Внутри наша комната выглядела вполне аскетично. Шкаф, кровать у окна, стол, пара разных стульев. На потёртом паркетном полу по всему периметру были расставлены незаконченные работы и всё, что требуется художнику: свёрнутые в рулонах холсты, подрамники, большая палитра с остатками масляной краски, наборы акварели фабрики «Нева» и ещё много разных предметов, назначение которых мне только лишь предстояло изучить: мастихины всех мастей, рыжая сангина, палочки угля и много всего другого.
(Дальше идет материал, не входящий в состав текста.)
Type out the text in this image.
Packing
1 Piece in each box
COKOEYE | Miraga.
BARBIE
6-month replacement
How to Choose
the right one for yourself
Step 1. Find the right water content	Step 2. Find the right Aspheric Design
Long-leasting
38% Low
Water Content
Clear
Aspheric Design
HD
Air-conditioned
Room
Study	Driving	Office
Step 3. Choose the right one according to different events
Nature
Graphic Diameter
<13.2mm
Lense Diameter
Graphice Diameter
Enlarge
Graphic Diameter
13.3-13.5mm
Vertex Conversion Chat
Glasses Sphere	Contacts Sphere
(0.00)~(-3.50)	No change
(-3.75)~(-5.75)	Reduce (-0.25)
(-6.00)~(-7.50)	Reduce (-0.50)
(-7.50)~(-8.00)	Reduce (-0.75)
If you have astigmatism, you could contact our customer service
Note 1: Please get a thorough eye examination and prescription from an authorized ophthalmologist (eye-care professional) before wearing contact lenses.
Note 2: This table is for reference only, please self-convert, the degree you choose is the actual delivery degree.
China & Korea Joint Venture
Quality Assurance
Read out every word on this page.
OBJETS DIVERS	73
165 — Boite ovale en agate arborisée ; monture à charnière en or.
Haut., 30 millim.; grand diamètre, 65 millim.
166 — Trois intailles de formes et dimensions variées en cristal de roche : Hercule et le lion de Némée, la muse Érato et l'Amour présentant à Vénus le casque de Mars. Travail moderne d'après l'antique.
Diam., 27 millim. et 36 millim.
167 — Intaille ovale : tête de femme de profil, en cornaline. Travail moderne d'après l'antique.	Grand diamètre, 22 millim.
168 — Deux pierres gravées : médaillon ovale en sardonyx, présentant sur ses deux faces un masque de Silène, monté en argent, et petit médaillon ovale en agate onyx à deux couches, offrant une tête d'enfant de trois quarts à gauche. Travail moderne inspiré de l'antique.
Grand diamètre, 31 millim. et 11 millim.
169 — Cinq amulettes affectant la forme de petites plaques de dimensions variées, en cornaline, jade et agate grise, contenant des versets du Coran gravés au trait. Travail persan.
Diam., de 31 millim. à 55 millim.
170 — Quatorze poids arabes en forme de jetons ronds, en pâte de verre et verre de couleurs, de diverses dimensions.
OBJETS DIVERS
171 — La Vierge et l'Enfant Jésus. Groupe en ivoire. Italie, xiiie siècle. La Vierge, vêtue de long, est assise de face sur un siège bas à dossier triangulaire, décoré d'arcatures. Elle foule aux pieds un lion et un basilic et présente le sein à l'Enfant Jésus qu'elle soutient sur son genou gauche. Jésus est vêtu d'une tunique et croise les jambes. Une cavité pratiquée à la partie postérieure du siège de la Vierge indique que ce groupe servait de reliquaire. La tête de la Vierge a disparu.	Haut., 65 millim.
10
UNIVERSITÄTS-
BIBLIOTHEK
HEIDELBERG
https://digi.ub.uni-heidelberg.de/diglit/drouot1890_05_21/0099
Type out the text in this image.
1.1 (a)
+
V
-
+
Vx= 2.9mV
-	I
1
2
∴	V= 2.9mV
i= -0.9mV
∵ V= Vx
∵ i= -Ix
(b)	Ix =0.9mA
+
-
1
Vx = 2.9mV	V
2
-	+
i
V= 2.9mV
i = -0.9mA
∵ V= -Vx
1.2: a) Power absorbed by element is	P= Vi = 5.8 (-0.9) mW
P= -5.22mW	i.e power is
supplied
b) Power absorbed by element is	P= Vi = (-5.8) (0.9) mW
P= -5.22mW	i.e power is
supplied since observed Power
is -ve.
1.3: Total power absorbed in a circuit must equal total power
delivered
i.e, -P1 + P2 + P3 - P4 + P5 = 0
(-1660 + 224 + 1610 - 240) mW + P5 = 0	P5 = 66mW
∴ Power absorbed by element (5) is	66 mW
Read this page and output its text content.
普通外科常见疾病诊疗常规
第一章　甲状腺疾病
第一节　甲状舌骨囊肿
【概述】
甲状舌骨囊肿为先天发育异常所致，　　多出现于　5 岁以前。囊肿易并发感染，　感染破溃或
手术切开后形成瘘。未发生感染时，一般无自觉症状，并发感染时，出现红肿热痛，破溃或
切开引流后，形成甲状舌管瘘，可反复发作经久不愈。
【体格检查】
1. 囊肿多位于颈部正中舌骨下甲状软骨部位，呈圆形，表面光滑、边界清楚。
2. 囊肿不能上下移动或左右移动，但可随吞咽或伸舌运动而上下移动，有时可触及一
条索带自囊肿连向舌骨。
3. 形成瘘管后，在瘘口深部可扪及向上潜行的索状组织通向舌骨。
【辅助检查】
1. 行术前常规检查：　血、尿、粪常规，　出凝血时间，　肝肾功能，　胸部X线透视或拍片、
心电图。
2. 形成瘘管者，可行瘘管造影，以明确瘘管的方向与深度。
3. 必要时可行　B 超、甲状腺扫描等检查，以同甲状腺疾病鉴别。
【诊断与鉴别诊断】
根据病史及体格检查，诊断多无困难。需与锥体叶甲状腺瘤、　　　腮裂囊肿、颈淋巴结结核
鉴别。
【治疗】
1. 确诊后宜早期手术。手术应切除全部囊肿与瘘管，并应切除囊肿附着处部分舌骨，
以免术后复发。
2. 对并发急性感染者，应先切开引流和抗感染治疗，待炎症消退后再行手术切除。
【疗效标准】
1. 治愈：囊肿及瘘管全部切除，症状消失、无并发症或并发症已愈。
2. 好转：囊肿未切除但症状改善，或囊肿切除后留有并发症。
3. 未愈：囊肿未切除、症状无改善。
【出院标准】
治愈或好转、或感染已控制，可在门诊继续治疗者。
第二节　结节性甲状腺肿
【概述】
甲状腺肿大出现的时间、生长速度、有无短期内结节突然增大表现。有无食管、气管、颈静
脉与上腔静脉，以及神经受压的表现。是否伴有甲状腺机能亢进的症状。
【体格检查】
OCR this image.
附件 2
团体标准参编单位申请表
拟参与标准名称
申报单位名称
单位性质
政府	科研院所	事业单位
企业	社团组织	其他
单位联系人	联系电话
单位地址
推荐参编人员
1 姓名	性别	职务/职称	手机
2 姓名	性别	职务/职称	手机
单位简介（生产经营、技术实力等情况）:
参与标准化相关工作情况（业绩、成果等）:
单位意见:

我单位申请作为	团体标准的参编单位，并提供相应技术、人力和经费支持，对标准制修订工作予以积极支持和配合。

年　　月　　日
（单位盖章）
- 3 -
Коля был худ и бледен, как настоящий художник, но глаз горел. Он пожаловался мне на плохое питание и проблемы с желудком. Иногда денег не было совсем. Они с художественной братией ели только черный хлеб, посыпанный крупной солью и политый пахучим подсолнечным маслом, которое присылали трёхлитровыми банками его украинскому длинноволосому соседу Юре. Кроме хлеба, в ход шёл портвейн или другие интеллигентные напитки, добытые молодыми художниками.
Был ещё сосед Володя, старожил коммуналки. Он жил здесь уже третий год, безуспешно пытаясь поступить в Репинскую академию. «Муху» он не признавал, не его стиль. В Репинской приветствовался классический стиль, а в «Мухе» – андеграунд.
Художники выделили мне матрас на полу, который на день ставился вдоль стены и не занимал много места. В первой половине дня я занималась своими делами: хотела перевестись из Душанбинского университета в ФИНЭК, институт экономики и финансов на канале Грибоедова. Это было совсем рядом, можно было дойти пешком. По утрам я с удовольствием так и делала. Шла по Моховой улице, дорога занимала примерно полчаса неспешным шагом. С Моховой сворачивала на кусочек Пестеля, затем переходила через Фонтанку по мостику с небезызвестным «Чижиком-Пыжиком», дальше мимо Инженерного замка через Михайловский сад – любимая часть моего пути. Выходила у Спаса-на-Крови и топала вдоль канала Грибоедова до своего будущего университета у мостика с крылатыми львами, чаще его называют «Банковский мост».